This class implements CoSENT (Cosine Sentence) loss. It expects that each of the InputExamples consists of a pair of texts and a float valued label, representing the expected similarity score between the pair.

It computes the following loss function:

loss = logsum(1+exp(s(k,l)-s(i,j))+exp...), where (i,j) and (k,l) are any of the input pairs in the batch such that the expected similarity of (i,j) is greater than (k,l). The summation is over all possible pairs of input pairs in the batch that match this condition.

Anecdotal experiments show that this loss function produces a more powerful training signal than CosineSimilarityLoss, resulting in faster convergence and a final model with superior performance. Consequently, CoSENTLoss may be used as a drop-in replacement for CosineSimilarityLoss in any training script.

Parameters

model – SentenceTransformerModel
similarity_fct – Function to compute the PAIRWISE similarity between embeddings. Default is util.pairwise_cos_sim.
scale – Output of similarity function is multiplied by scale value. Represents the inverse temperature.

References:

For further details, see: https://kexue.fm/archives/8847

Requirements:

Sentence pairs with corresponding similarity scores in range of the similarity function. Default is [-1,1].

Relations:

AnglELoss is CoSENTLoss with pairwise_angle_sim as the metric, rather than pairwise_cos_sim.
CosineSimilarityLoss seems to produce a weaker training signal than CoSENTLoss. In our experiments, CoSENTLoss is recommended.

Inputs:

Texts	Labels
(sentence_A, sentence_B) pairs	float similarity score

Example:

from sentence_transformers import SentenceTransformer, losses
from sentence_transformers.readers import InputExample

model = SentenceTransformer('bert-base-uncased')
train_examples = [InputExample(texts=['My first sentence', 'My second sentence'], label=1.0),
        InputExample(texts=['My third sentence', 'Unrelated sentence'], label=0.3)]

train_dataloader = DataLoader(train_examples, shuffle=True, batch_size=train_batch_size)
train_loss = losses.CoSENTLoss(model=model)

AnglELoss¶

class sentence_transformers.losses.AnglELoss(model: sentence_transformers.SentenceTransformer.SentenceTransformer, scale: float = 20.0)¶

This class implements AnglE (Angle Optimized) loss.

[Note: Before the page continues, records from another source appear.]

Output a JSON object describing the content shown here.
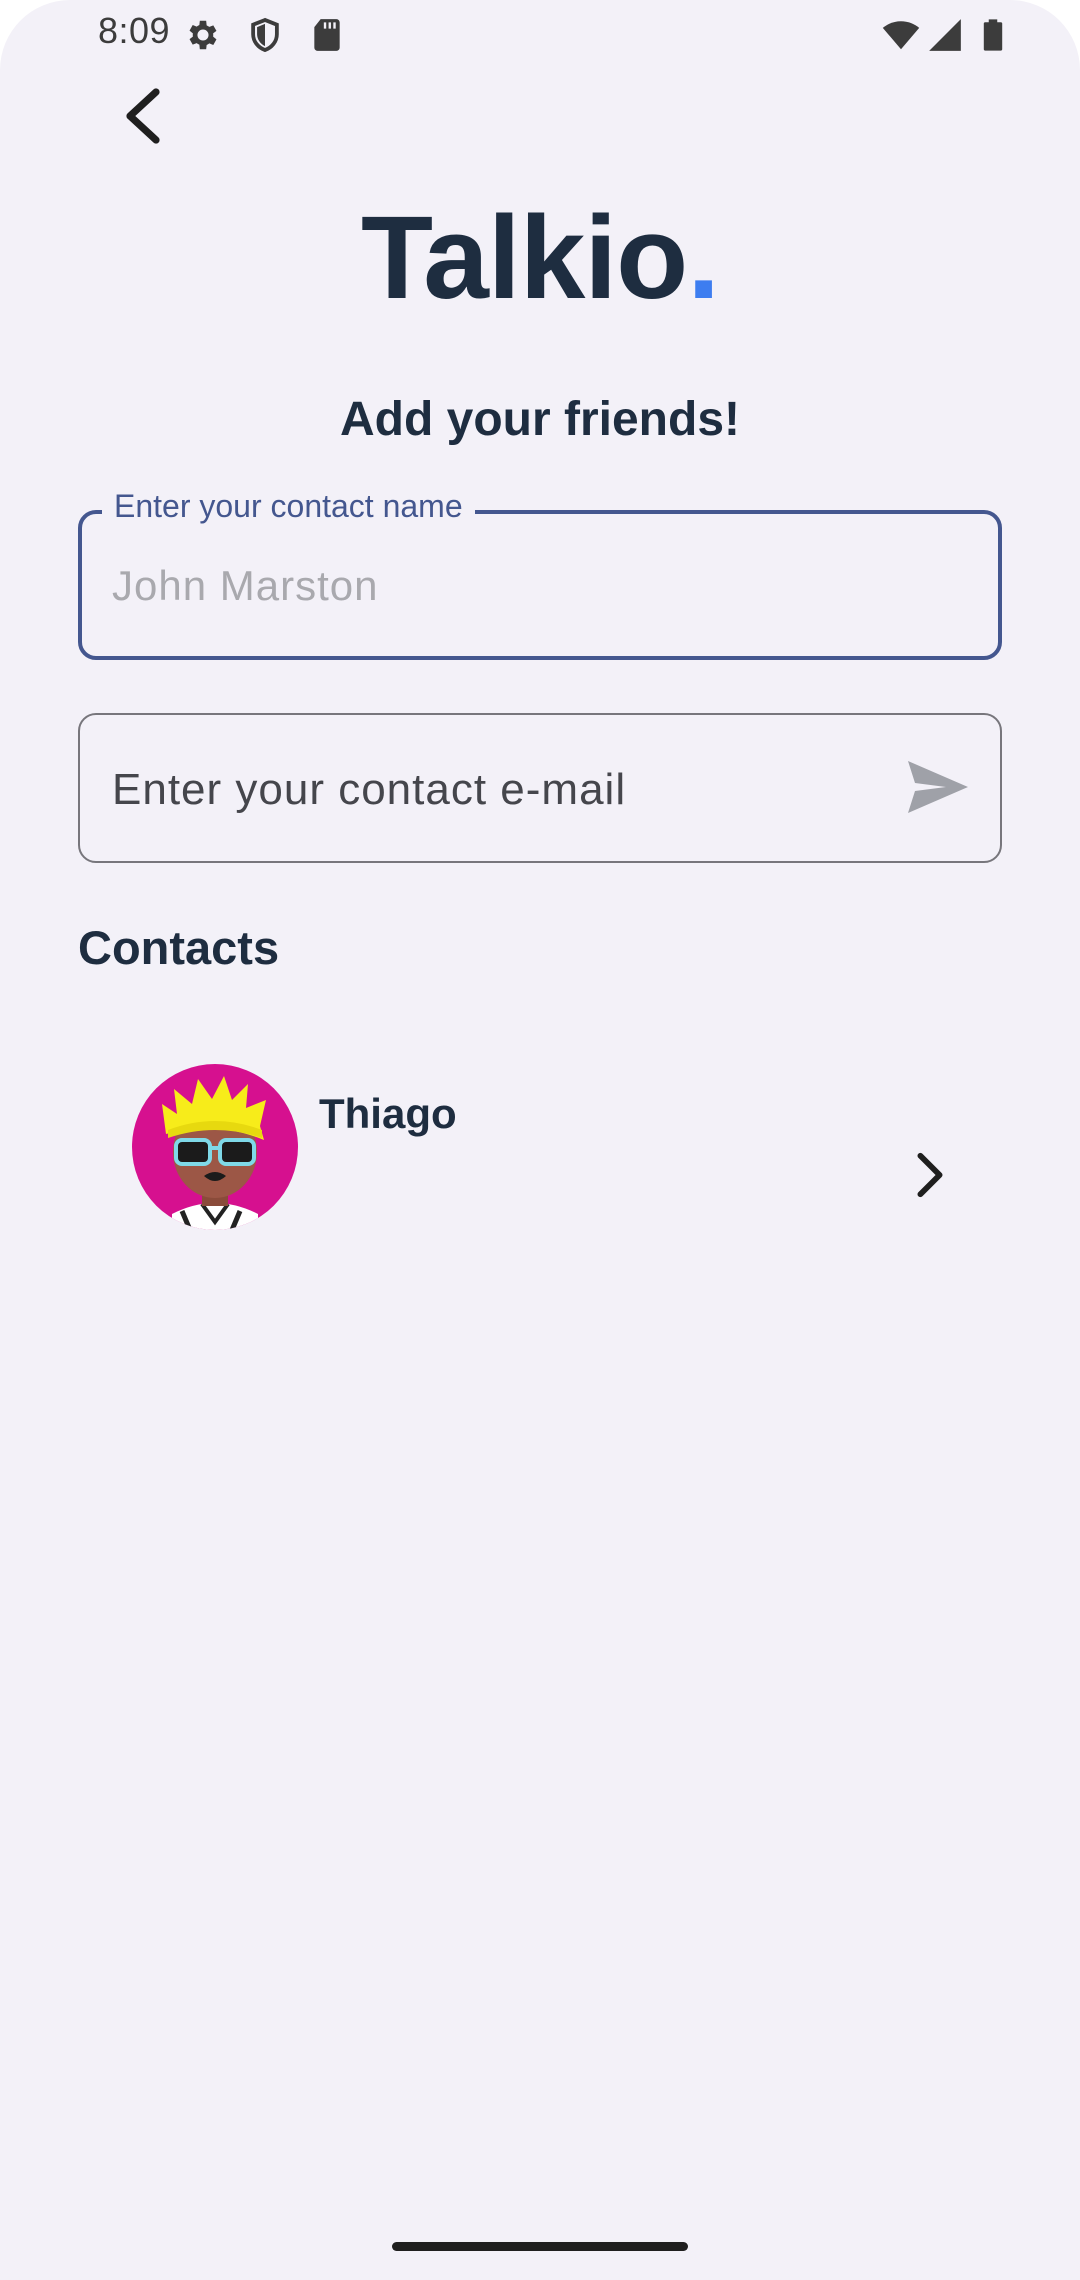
{
  "status_bar": {
    "time": "8:09",
    "left_icons": [
      "settings-icon",
      "shield-icon",
      "sd-card-icon"
    ],
    "right_icons": [
      "wifi-icon",
      "cell-signal-icon",
      "battery-icon"
    ]
  },
  "header": {
    "logo_text": "Talkio",
    "logo_dot": ".",
    "logo_dot_color": "#3d7df0",
    "subtitle": "Add your friends!"
  },
  "form": {
    "name_label": "Enter your contact name",
    "name_placeholder": "John Marston",
    "email_placeholder": "Enter your contact e-mail",
    "focus_color": "#44578f"
  },
  "contacts": {
    "title": "Contacts",
    "items": [
      {
        "name": "Thiago"
      }
    ]
  }
}
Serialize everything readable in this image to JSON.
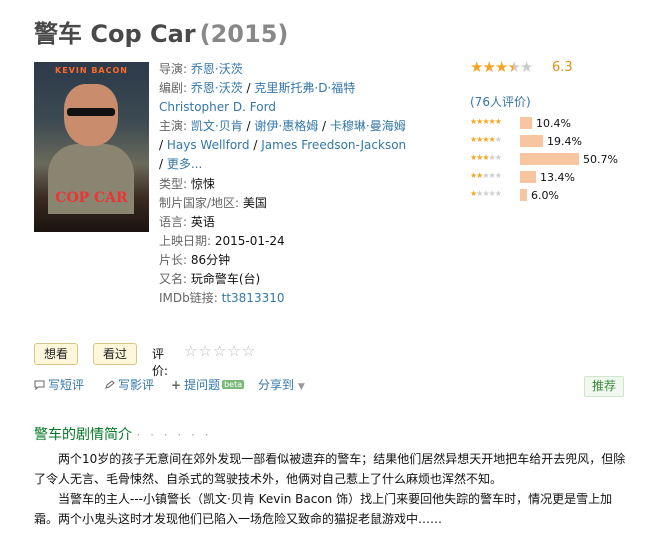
{
  "title": {
    "cn": "警车 Cop Car",
    "year": "(2015)"
  },
  "poster": {
    "actor": "KEVIN BACON",
    "name": "COP CAR"
  },
  "info": {
    "director_label": "导演:",
    "director": "乔恩·沃茨",
    "writer_label": "编剧:",
    "writer1": "乔恩·沃茨",
    "writer2": "克里斯托弗·D·福特 Christopher D. Ford",
    "cast_label": "主演:",
    "cast1": "凯文·贝肯",
    "cast2": "谢伊·惠格姆",
    "cast3": "卡穆琳·曼海姆",
    "cast4": "Hays Wellford",
    "cast5": "James Freedson-Jackson",
    "more": "更多...",
    "genre_label": "类型:",
    "genre": "惊悚",
    "country_label": "制片国家/地区:",
    "country": "美国",
    "lang_label": "语言:",
    "lang": "英语",
    "release_label": "上映日期:",
    "release": "2015-01-24",
    "runtime_label": "片长:",
    "runtime": "86分钟",
    "aka_label": "又名:",
    "aka": "玩命警车(台)",
    "imdb_label": "IMDb链接:",
    "imdb": "tt3813310"
  },
  "rating": {
    "score": "6.3",
    "stars_value": 3.5,
    "votes": "(76人评价)",
    "distribution": [
      {
        "stars": 5,
        "percent": 10.4,
        "label": "10.4%"
      },
      {
        "stars": 4,
        "percent": 19.4,
        "label": "19.4%"
      },
      {
        "stars": 3,
        "percent": 50.7,
        "label": "50.7%"
      },
      {
        "stars": 2,
        "percent": 13.4,
        "label": "13.4%"
      },
      {
        "stars": 1,
        "percent": 6.0,
        "label": "6.0%"
      }
    ]
  },
  "actions": {
    "want": "想看",
    "seen": "看过",
    "rate_label": "评价:"
  },
  "tools": {
    "short_review": "写短评",
    "review": "写影评",
    "question": "提问题",
    "beta": "beta",
    "share": "分享到",
    "recommend": "推荐"
  },
  "summary": {
    "title": "警车的剧情简介",
    "dots": "· · · · · ·",
    "p1": "两个10岁的孩子无意间在郊外发现一部看似被遗弃的警车；结果他们居然异想天开地把车给开去兜风，但除了令人无言、毛骨悚然、自杀式的驾驶技术外，他俩对自己惹上了什么麻烦也浑然不知。",
    "p2": "当警车的主人---小镇警长（凯文·贝肯 Kevin Bacon 饰）找上门来要回他失踪的警车时，情况更是雪上加霜。两个小鬼头这时才发现他们已陷入一场危险又致命的猫捉老鼠游戏中……"
  }
}
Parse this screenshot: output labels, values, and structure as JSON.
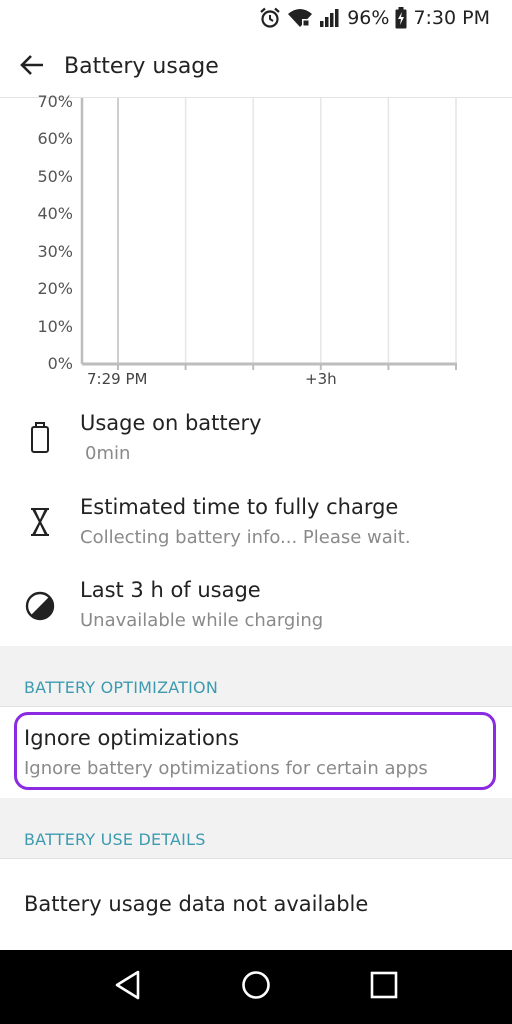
{
  "status": {
    "battery_percent": "96%",
    "time": "7:30 PM",
    "icons": [
      "alarm-icon",
      "wifi-icon",
      "signal-icon",
      "battery-charging-icon"
    ]
  },
  "app_bar": {
    "title": "Battery usage",
    "back_icon": "arrow-left-icon"
  },
  "chart_data": {
    "type": "line",
    "title": "",
    "xlabel": "",
    "ylabel": "",
    "y_ticks": [
      "70%",
      "60%",
      "50%",
      "40%",
      "30%",
      "20%",
      "10%",
      "0%"
    ],
    "x_ticks": [
      "7:29 PM",
      "+3h"
    ],
    "ylim": [
      0,
      70
    ],
    "grid": true,
    "series": []
  },
  "usage_items": [
    {
      "icon": "battery-icon",
      "title": "Usage on battery",
      "subtitle": "0min"
    },
    {
      "icon": "hourglass-icon",
      "title": "Estimated time to fully charge",
      "subtitle": "Collecting battery info... Please wait."
    },
    {
      "icon": "half-circle-icon",
      "title": "Last 3 h of usage",
      "subtitle": "Unavailable while charging"
    }
  ],
  "battery_optimization": {
    "header": "BATTERY OPTIMIZATION",
    "title": "Ignore optimizations",
    "subtitle": "Ignore battery optimizations for certain apps",
    "highlight_color": "#8a2be2"
  },
  "battery_use_details": {
    "header": "BATTERY USE DETAILS",
    "message": "Battery usage data not available"
  },
  "nav": {
    "icons": [
      "back-triangle-icon",
      "home-circle-icon",
      "recents-square-icon"
    ]
  },
  "colors": {
    "section_header": "#3d9bb0",
    "subtitle": "#8a8a8a",
    "section_gap": "#f2f2f2"
  }
}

This is a modification of CoSENTLoss, designed to address the following issue: The cosine function’s gradient approaches 0 as the wave approaches the top or bottom of its form. This can hinder the optimization process, so AnglE proposes to instead optimize the angle difference in complex space in order to mitigate this effect.

It expects that each of the InputExamples consists of a pair of texts and a float valued label, representing the expected similarity score between the pair.

It computes the following loss function:

loss = logsum(1+exp(s(k,l)-s(i,j))+exp...), where (i,j) and (k,l) are any of the input pairs in the batch such that the expected similarity of (i,j) is greater than (k,l). The summation is over all possible pairs of input pairs in the batch that match this condition. This is the same as CoSENTLoss, with a different similarity function.

Parameters

model – SentenceTransformerModel
scale – Output of similarity function is multiplied by scale value. Represents the inverse temperature.

References:

For further details, see: https://arxiv.org/abs/2309.12871v1

Requirements:

Sentence pairs with corresponding similarity scores in range of the similarity function. Default is [-1,1].

Relations:

CoSENTLoss is AnglELoss with pairwise_cos_sim as the metric, rather than pairwise_angle_sim.
CosineSimilarityLoss seems to produce a weaker training signal than CoSENTLoss or AnglELoss.

Inputs:

Texts	Labels
(sentence_A, sentence_B) pairs	float similarity score

Example:

from sentence_transformers import SentenceTransformer, losses
from sentence_transformers.readers import InputExample

model = SentenceTransformer('bert-base-uncased')
train_examples = [InputExample(texts=['My first sentence', 'My second sentence'], label=1.0),
        InputExample(texts=['My third sentence', 'Unrelated sentence'], label=0.3)]

train_dataloader = DataLoader(train_examples, shuffle=True, batch_size=train_batch_size)
train_loss = losses.AnglELoss(model=model)

CosineSimilarityLoss¶

SBERT Siamese Network Architecture

For each sentence pair, we pass sentence A and sentence B through our network which yields the embeddings u und v. The similarity of these embeddings is computed using cosine similarity and the result is compared to the gold similarity score.

This allows our network to be fine-tuned to recognize the similarity of sentences.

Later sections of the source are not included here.